Sometimes the things in the headlines fail to surprise and fail to make the most basic definition of “news.” Mazera Ndurya’s article in The Nation yesterday carries the revelation that hotels are struggling to fill vacancies after the festive period as the new economic reality begins to bite.
Apparently tourist numbers have fallen, not just because of western holiday firms amending their recommendations after the post-election violence last year, but also because of the global financial crisis. Does this mean Kogelo is not going to get a luxury spa and Obama Experience theme park?
Apparently, domestic tourism picked up the slack over the Christmas season, with tourists from Eastern and Central Africa making up the numbers to keep the hoteliers happy. But now, with the realisation that the Europeans might choose to holiday on their own continent, the tourism sector is scrabbling for a solution.

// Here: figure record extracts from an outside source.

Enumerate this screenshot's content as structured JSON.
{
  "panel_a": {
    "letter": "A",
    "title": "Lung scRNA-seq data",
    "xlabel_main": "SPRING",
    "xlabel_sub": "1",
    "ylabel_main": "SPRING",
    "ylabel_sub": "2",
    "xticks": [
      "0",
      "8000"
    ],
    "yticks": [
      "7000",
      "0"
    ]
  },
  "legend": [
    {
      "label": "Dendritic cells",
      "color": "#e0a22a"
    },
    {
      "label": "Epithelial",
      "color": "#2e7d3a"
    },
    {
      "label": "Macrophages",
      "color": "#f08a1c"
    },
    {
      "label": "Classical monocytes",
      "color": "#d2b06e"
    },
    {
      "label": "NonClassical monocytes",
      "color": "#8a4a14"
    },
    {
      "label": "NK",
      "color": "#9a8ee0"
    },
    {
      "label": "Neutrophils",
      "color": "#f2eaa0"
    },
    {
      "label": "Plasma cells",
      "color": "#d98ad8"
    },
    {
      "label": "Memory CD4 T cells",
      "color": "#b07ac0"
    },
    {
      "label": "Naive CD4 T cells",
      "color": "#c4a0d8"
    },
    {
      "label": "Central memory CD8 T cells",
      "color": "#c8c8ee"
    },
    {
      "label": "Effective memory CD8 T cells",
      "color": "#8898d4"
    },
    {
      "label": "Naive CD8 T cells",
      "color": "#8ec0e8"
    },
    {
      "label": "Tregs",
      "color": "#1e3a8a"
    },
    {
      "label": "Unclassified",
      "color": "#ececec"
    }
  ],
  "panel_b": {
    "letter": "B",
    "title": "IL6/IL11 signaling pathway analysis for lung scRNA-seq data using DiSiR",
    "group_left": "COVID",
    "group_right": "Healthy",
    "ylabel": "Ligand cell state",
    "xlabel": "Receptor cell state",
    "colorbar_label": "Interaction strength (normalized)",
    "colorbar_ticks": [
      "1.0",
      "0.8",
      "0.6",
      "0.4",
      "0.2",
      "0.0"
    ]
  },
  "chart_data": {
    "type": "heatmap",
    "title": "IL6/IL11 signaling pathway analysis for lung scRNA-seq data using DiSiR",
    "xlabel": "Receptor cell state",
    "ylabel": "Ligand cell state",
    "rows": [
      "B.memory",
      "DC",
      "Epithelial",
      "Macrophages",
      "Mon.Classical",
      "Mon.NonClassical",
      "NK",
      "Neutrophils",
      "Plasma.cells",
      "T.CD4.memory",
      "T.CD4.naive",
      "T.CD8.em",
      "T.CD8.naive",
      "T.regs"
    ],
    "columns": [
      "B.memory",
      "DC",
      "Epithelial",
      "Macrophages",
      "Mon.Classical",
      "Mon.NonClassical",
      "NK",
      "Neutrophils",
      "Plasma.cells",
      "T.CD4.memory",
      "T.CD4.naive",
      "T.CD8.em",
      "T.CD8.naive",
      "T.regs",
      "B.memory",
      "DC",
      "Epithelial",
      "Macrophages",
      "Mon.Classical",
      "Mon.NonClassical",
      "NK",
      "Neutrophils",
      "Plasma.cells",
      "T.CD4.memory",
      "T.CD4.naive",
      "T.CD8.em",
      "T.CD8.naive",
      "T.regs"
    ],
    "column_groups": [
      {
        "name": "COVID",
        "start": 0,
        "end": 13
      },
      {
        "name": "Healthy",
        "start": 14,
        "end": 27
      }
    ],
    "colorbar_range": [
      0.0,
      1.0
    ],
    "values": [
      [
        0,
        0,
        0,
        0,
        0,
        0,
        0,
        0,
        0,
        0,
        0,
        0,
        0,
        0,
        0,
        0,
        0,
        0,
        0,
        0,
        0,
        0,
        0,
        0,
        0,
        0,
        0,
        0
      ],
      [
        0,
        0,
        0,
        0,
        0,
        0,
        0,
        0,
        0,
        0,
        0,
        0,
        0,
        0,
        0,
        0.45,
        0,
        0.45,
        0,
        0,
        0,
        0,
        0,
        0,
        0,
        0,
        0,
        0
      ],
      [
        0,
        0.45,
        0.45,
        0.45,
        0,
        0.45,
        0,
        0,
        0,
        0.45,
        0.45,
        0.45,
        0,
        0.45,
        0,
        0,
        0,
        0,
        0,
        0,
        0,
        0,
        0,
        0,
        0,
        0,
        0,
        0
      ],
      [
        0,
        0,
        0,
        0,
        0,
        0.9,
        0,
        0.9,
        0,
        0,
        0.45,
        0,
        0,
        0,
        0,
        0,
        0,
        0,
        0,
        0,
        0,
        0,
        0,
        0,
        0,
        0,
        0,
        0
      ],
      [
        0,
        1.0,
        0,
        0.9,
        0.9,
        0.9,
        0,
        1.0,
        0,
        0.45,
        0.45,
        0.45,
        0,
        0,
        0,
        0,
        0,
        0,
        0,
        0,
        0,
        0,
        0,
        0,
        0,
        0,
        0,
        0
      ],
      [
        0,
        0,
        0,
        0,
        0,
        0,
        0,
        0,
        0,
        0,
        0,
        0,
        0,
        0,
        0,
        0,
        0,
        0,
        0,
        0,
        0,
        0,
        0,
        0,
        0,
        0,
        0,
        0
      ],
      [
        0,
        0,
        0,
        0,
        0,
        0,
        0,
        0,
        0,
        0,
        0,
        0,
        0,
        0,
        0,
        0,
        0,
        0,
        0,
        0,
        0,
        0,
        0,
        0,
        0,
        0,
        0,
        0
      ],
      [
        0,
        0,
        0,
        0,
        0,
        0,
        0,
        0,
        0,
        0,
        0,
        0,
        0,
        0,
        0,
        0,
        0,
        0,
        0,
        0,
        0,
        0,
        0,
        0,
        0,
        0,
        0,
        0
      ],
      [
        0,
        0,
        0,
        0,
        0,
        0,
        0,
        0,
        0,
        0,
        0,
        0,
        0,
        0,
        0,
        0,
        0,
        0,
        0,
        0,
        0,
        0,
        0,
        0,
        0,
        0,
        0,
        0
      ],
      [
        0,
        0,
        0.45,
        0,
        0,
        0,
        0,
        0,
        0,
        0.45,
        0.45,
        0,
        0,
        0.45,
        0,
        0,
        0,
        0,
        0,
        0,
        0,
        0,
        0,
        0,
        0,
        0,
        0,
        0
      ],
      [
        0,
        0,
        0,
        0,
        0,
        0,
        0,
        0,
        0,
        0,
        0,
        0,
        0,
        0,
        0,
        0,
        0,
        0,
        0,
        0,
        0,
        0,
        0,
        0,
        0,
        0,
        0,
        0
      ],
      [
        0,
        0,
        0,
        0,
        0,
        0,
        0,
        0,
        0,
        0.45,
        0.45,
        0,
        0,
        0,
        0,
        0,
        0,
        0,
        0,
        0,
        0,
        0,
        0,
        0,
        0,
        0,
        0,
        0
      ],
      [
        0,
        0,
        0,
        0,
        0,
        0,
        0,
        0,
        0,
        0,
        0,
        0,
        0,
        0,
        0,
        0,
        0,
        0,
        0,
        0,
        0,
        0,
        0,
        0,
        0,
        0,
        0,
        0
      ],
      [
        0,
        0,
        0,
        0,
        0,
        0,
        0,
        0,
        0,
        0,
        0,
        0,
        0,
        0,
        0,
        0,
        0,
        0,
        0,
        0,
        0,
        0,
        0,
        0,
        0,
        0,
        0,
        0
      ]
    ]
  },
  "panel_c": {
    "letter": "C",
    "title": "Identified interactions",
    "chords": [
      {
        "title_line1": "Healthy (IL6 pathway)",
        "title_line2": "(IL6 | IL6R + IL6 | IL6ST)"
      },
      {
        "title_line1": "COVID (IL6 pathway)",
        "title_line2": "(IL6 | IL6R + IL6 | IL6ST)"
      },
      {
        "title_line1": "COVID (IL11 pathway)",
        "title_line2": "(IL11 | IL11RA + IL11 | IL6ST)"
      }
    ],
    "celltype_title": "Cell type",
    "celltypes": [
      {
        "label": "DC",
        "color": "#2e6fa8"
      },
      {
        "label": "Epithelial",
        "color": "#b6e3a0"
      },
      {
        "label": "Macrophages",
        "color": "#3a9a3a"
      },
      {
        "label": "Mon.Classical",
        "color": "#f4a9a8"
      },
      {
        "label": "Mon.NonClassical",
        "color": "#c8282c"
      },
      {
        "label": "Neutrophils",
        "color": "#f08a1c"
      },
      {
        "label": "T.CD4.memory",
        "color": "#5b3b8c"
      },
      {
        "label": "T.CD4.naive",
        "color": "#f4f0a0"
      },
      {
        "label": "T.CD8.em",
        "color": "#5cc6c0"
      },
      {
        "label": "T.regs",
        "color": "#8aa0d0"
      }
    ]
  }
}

I believe I have one: it may not be to everyone’s liking, but it just might work. Although rates were lowered for domestic visitors, they need to go lower. Margins need to be cut, less profit needs to be made per visitor, and the hotels need to adopt a “pile ’em high, sell ’em cheap” mentality when it comes to their rooms. We’re all suffering in this downturn, and there are no clear signs as to when the pain will end. In order to stay in business, profit margins will need to be cut and managers will need to do more with less. It is now a buyer’s market, and I, for one, expect to be courted. No money – in any currency – will be leaving my wallet until I am offered a good deal.
Losing tourism revenue would be devastating for the economy. But until the sector itself recognises the quandry that it is in, I do not expect to hear good tidings from their accountants until they have taken remedial action. Let’s just hope, for their sakes, that they do it sooner rather than later.